The move comes amid calls from President Joe Biden to gradually increase the federal minimum wage to $15 per hour. Chief Executive Officer Doug McMillon recently said Walmart opposes a universal wage of $15 as increases should reflect regional norms, and this move – an average starting rate, not a minimum one – means some workers will still be below that $15 threshold. New starting rates are moving to between $13 and $19 per hour.
“We completed a strong year and a strong Q4 thanks to our amazing associates. They stepped up to serve our customers and members exceptionally well during a busy holiday period in the midst of a pandemic,” said Walmart President and CEO, Doug McMillon. “Change in retail accelerated in 2020. The capabilities we’ve built in previous years put us ahead, and we’re going to stay ahead.
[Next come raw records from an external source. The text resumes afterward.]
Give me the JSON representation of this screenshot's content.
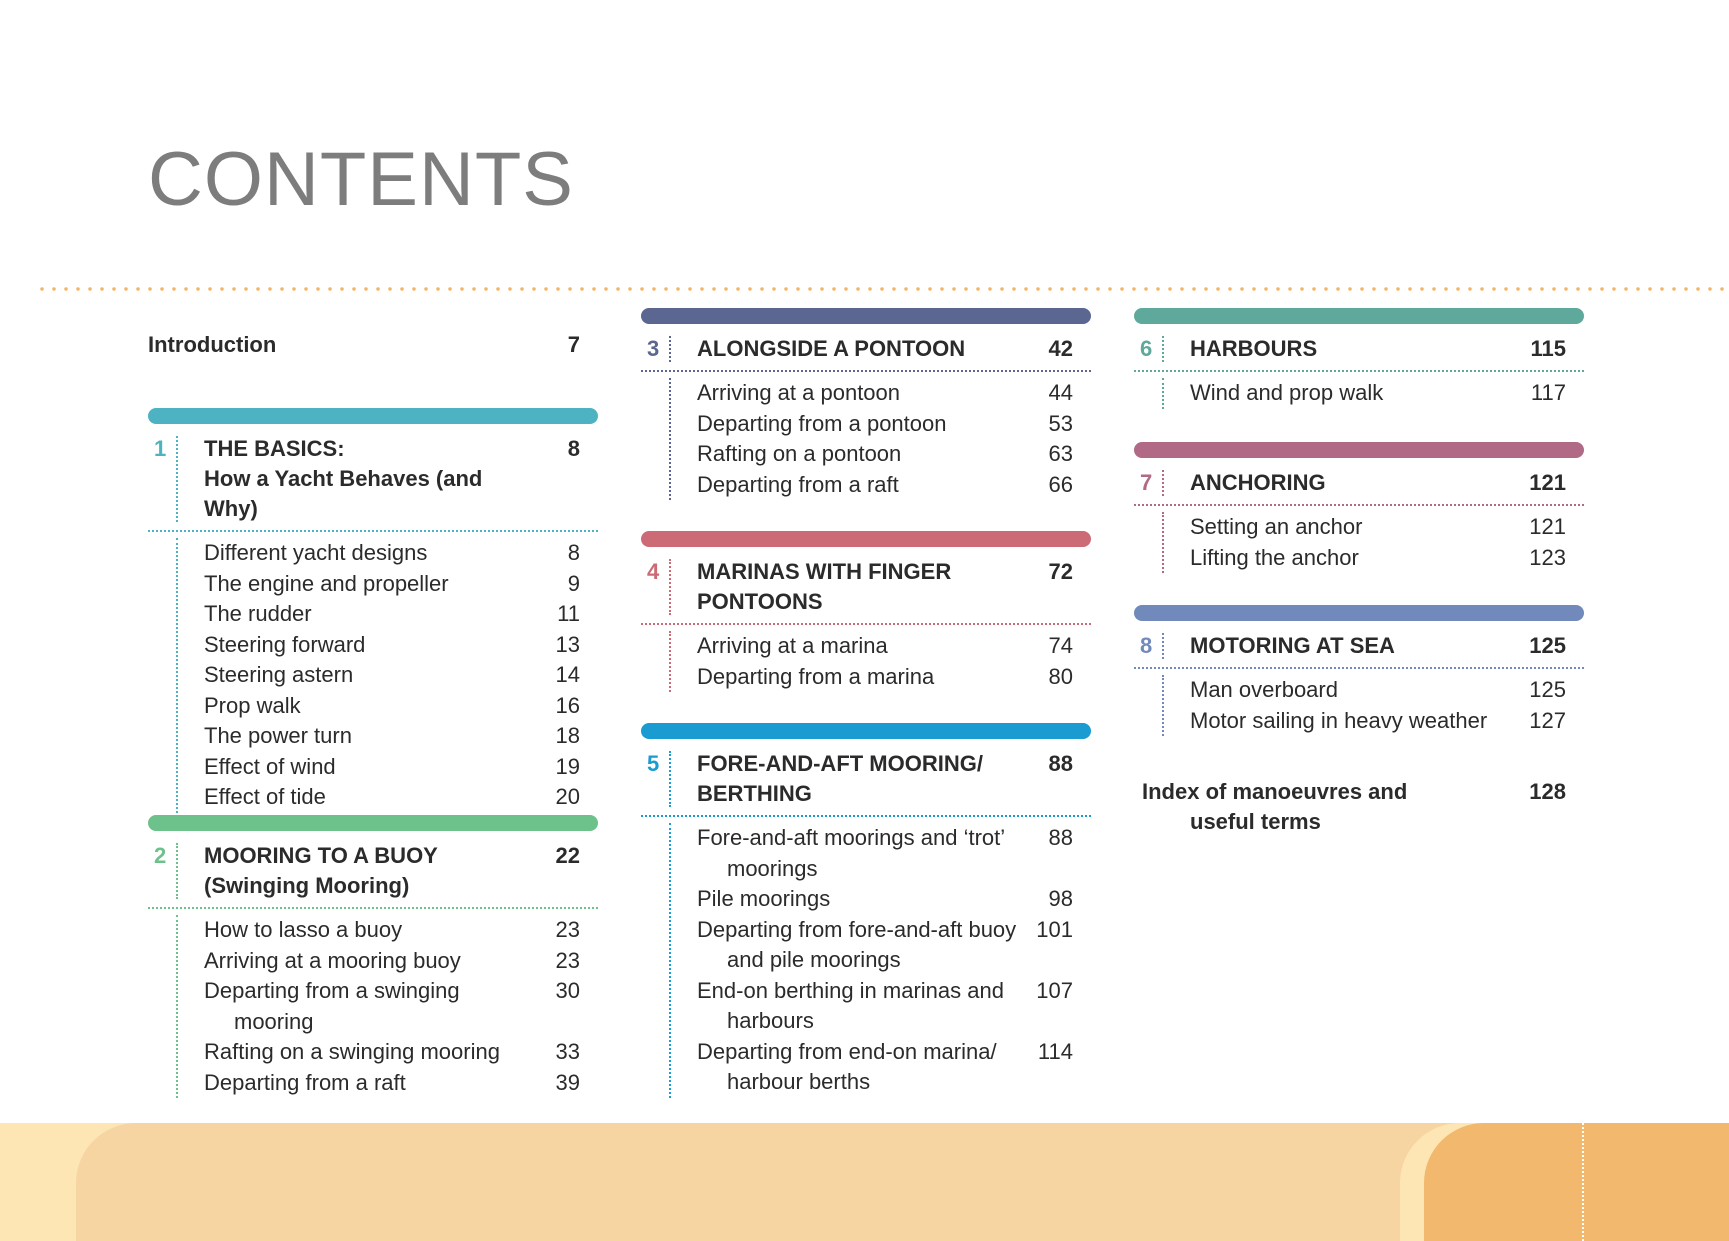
{
  "title": "CONTENTS",
  "intro": {
    "label": "Introduction",
    "page": "7"
  },
  "sections": {
    "s1": {
      "num": "1",
      "line1": "THE BASICS:",
      "line2": "How a Yacht Behaves (and Why)",
      "page": "8",
      "color": "#4db3c3",
      "items": [
        {
          "label": "Different yacht designs",
          "page": "8"
        },
        {
          "label": "The engine and propeller",
          "page": "9"
        },
        {
          "label": "The rudder",
          "page": "11"
        },
        {
          "label": "Steering forward",
          "page": "13"
        },
        {
          "label": "Steering astern",
          "page": "14"
        },
        {
          "label": "Prop walk",
          "page": "16"
        },
        {
          "label": "The power turn",
          "page": "18"
        },
        {
          "label": "Effect of wind",
          "page": "19"
        },
        {
          "label": "Effect of tide",
          "page": "20"
        }
      ]
    },
    "s2": {
      "num": "2",
      "line1": "MOORING TO A BUOY",
      "line2": "(Swinging Mooring)",
      "page": "22",
      "color": "#6cc28a",
      "items": [
        {
          "label": "How to lasso a buoy",
          "page": "23"
        },
        {
          "label": "Arriving at a mooring buoy",
          "page": "23"
        },
        {
          "label": "Departing from a swinging",
          "cont": "mooring",
          "page": "30"
        },
        {
          "label": "Rafting on a swinging mooring",
          "page": "33"
        },
        {
          "label": "Departing from a raft",
          "page": "39"
        }
      ]
    },
    "s3": {
      "num": "3",
      "line1": "ALONGSIDE A PONTOON",
      "line2": "",
      "page": "42",
      "color": "#5b6791",
      "items": [
        {
          "label": "Arriving at a pontoon",
          "page": "44"
        },
        {
          "label": "Departing from a pontoon",
          "page": "53"
        },
        {
          "label": "Rafting on a pontoon",
          "page": "63"
        },
        {
          "label": "Departing from a raft",
          "page": "66"
        }
      ]
    },
    "s4": {
      "num": "4",
      "line1": "MARINAS WITH FINGER",
      "line2": "PONTOONS",
      "page": "72",
      "color": "#cc6b76",
      "items": [
        {
          "label": "Arriving at a marina",
          "page": "74"
        },
        {
          "label": "Departing from a marina",
          "page": "80"
        }
      ]
    },
    "s5": {
      "num": "5",
      "line1": "FORE-AND-AFT MOORING/",
      "line2": "BERTHING",
      "page": "88",
      "color": "#1a9bd1",
      "items": [
        {
          "label": "Fore-and-aft moorings and ‘trot’",
          "cont": "moorings",
          "page": "88"
        },
        {
          "label": "Pile moorings",
          "page": "98"
        },
        {
          "label": "Departing from fore-and-aft buoy",
          "cont": "and pile moorings",
          "page": "101"
        },
        {
          "label": "End-on berthing in marinas and",
          "cont": "harbours",
          "page": "107"
        },
        {
          "label": "Departing from end-on marina/",
          "cont": "harbour berths",
          "page": "114"
        }
      ]
    },
    "s6": {
      "num": "6",
      "line1": "HARBOURS",
      "line2": "",
      "page": "115",
      "color": "#5ea99b",
      "items": [
        {
          "label": "Wind and prop walk",
          "page": "117"
        }
      ]
    },
    "s7": {
      "num": "7",
      "line1": "ANCHORING",
      "line2": "",
      "page": "121",
      "color": "#b06a86",
      "items": [
        {
          "label": "Setting an anchor",
          "page": "121"
        },
        {
          "label": "Lifting the anchor",
          "page": "123"
        }
      ]
    },
    "s8": {
      "num": "8",
      "line1": "MOTORING AT SEA",
      "line2": "",
      "page": "125",
      "color": "#7189bb",
      "items": [
        {
          "label": "Man overboard",
          "page": "125"
        },
        {
          "label": "Motor sailing in heavy weather",
          "page": "127"
        }
      ]
    }
  },
  "index": {
    "line1": "Index of manoeuvres and",
    "line2": "useful terms",
    "page": "128"
  }
}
Our business is strong, and we’re making it even stronger with targeted investments to accelerate growth, including raises for 425,000 associates in frontline roles driving the customer experience.”
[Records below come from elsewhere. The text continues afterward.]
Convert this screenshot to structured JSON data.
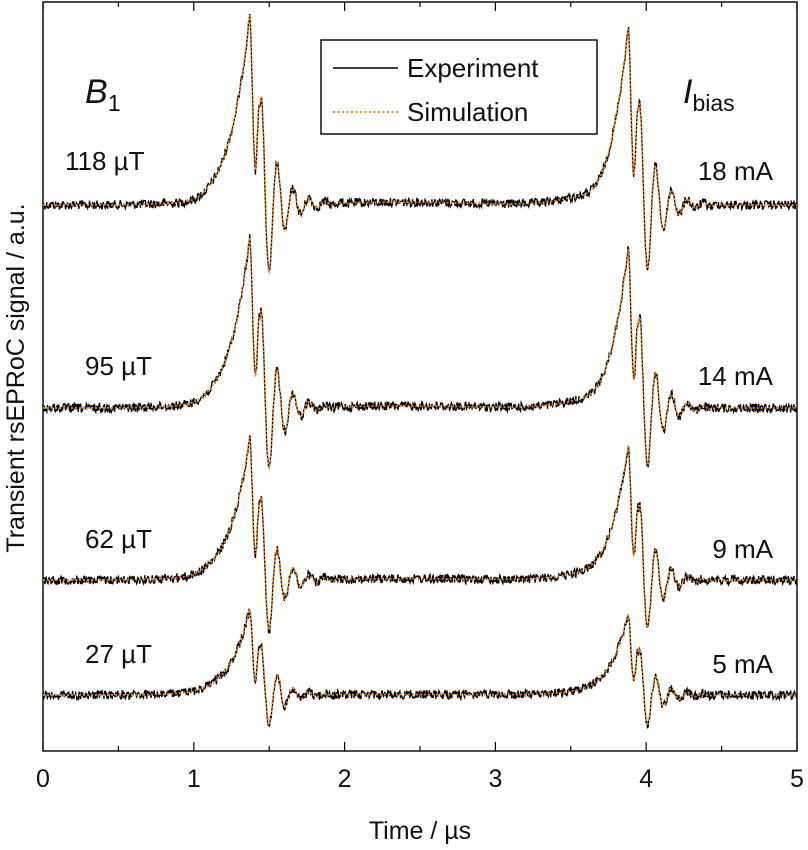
{
  "chart_data": {
    "type": "line",
    "title": "",
    "xlabel": "Time / µs",
    "ylabel": "Transient rsEPRoC signal / a.u.",
    "xlim": [
      0,
      5
    ],
    "x_ticks": [
      "0",
      "1",
      "2",
      "3",
      "4",
      "5"
    ],
    "grid": false,
    "legend_position": "top-center",
    "legend": [
      {
        "name": "Experiment",
        "color": "#000000",
        "style": "solid"
      },
      {
        "name": "Simulation",
        "color": "#f08a24",
        "style": "dotted"
      }
    ],
    "left_header": {
      "main": "B",
      "sub": "1"
    },
    "right_header": {
      "main": "I",
      "sub": "bias"
    },
    "traces": [
      {
        "b1": "118 µT",
        "ibias": "18 mA",
        "amplitude": 1.0,
        "baseline_dip_1": 0.05,
        "baseline_dip_2": 0.08
      },
      {
        "b1": "95 µT",
        "ibias": "14 mA",
        "amplitude": 0.9,
        "baseline_dip_1": 0.04,
        "baseline_dip_2": 0.07
      },
      {
        "b1": "62 µT",
        "ibias": "9 mA",
        "amplitude": 0.75,
        "baseline_dip_1": 0.03,
        "baseline_dip_2": 0.05
      },
      {
        "b1": "27 µT",
        "ibias": "5 mA",
        "amplitude": 0.45,
        "baseline_dip_1": 0.02,
        "baseline_dip_2": 0.03
      }
    ],
    "pulse_times_us": [
      1.37,
      3.88
    ]
  },
  "colors": {
    "experiment": "#000000",
    "simulation": "#f08a24",
    "axis": "#000000"
  }
}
While some praised WMT’s pay increase, such as Bloomberg Intel retail analyst Jennifer Bartashus…
“Walmart’s last investment in associate pay led to better in-store execution as turnover dropped and customer service improved. This in turn helped support some of the same-store sales growth seen after the last pay rise. We expect to see some similar effects as this latest increase kicks in. Walmart’s actions influence broader retail, and as pay increases, typically spending increases as well, which could indirectly aid Walmart as well.”
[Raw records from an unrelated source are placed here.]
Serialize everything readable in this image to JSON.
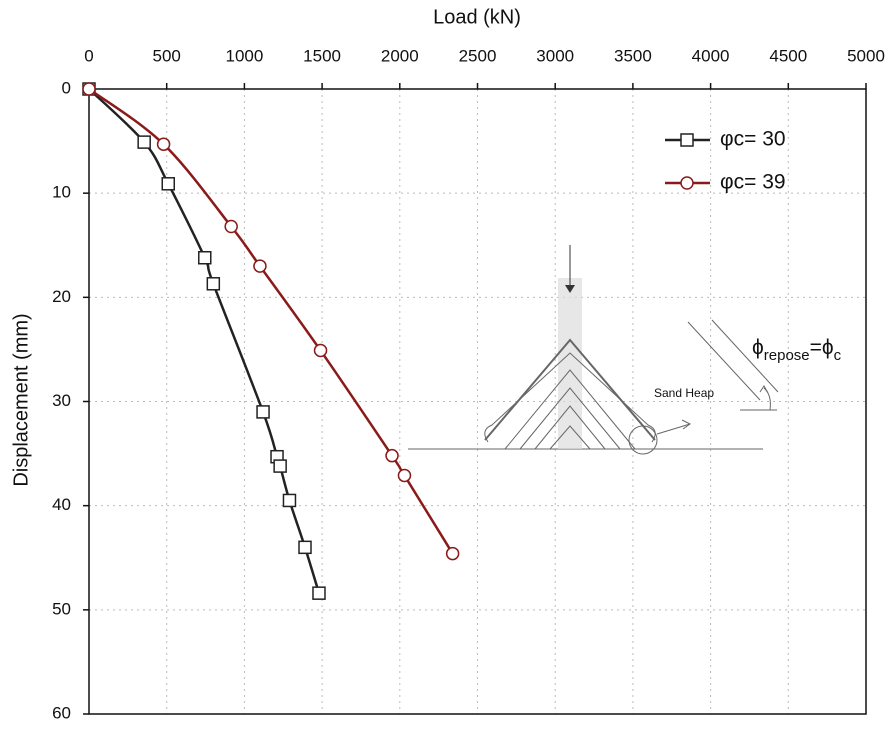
{
  "chart_data": {
    "type": "scatter",
    "x_label": "Load (kN)",
    "y_label": "Displacement (mm)",
    "xlim": [
      0,
      5000
    ],
    "xticks": [
      0,
      500,
      1000,
      1500,
      2000,
      2500,
      3000,
      3500,
      4000,
      4500,
      5000
    ],
    "ylim": [
      0,
      60
    ],
    "yticks": [
      0,
      10,
      20,
      30,
      40,
      50,
      60
    ],
    "y_inverted": true,
    "x_axis_position": "top",
    "grid": true,
    "legend_position": "upper right",
    "series": [
      {
        "name": "φc= 30",
        "color": "#222222",
        "marker": "square",
        "x": [
          0,
          355,
          510,
          745,
          800,
          1120,
          1210,
          1230,
          1290,
          1390,
          1480
        ],
        "values": [
          0,
          5.1,
          9.1,
          16.2,
          18.7,
          31,
          35.3,
          36.2,
          39.5,
          44,
          48.4
        ]
      },
      {
        "name": "φc= 39",
        "color": "#8b1a1a",
        "marker": "circle",
        "x": [
          0,
          480,
          915,
          1100,
          1490,
          1950,
          2030,
          2340
        ],
        "values": [
          0,
          5.3,
          13.2,
          17,
          25.1,
          35.2,
          37.1,
          44.6
        ]
      }
    ],
    "inset": {
      "label": "Sand Heap",
      "angle_label": [
        "ϕ",
        "repose",
        "=ϕ",
        "c"
      ]
    }
  }
}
The market was not convinced, since this isn’t the first time investors voted with their feet in response to news that Walmart has boosted wages. In 2015, shares plummeted when McMillon decided to raise starting wages to at least $10 an hour.
But wait, there’s more because in addition to higher wages, Walmart said it will also invest about $14 billion in capex on things like “supply chain, automation, customer-facing initiatives and technology”, up from the $10.3 billion it spent on capital expenditures in the year that just ended. Those kind of investments will help it expand in retail’s growth areas like microfulfillment of groceries and better digital experiences for customers. That’s increasingly important as Walmart’s U.S. e-commerce sales grew 79% in the year, and while that sounds like a lot, it is actually a third quarter of growth declines.
As a result of the soggy guidance and projected boost in spending, not even the company’s decision to boost its dividend and to unveil a new $20 billion stock buyback was enough to prevent a sharp drop in WMT shares:
With WMT now holding its conference call, investors will be eager to hear more about new areas of growth and whether businesses like digital advertising, health care and web marketplaces deliver wider margins than Walmart’s core retail business. Analysts will also be listening for details on the profitability of the U.S. e-commerce business, which has narrowed its losses but still doesn’t make money.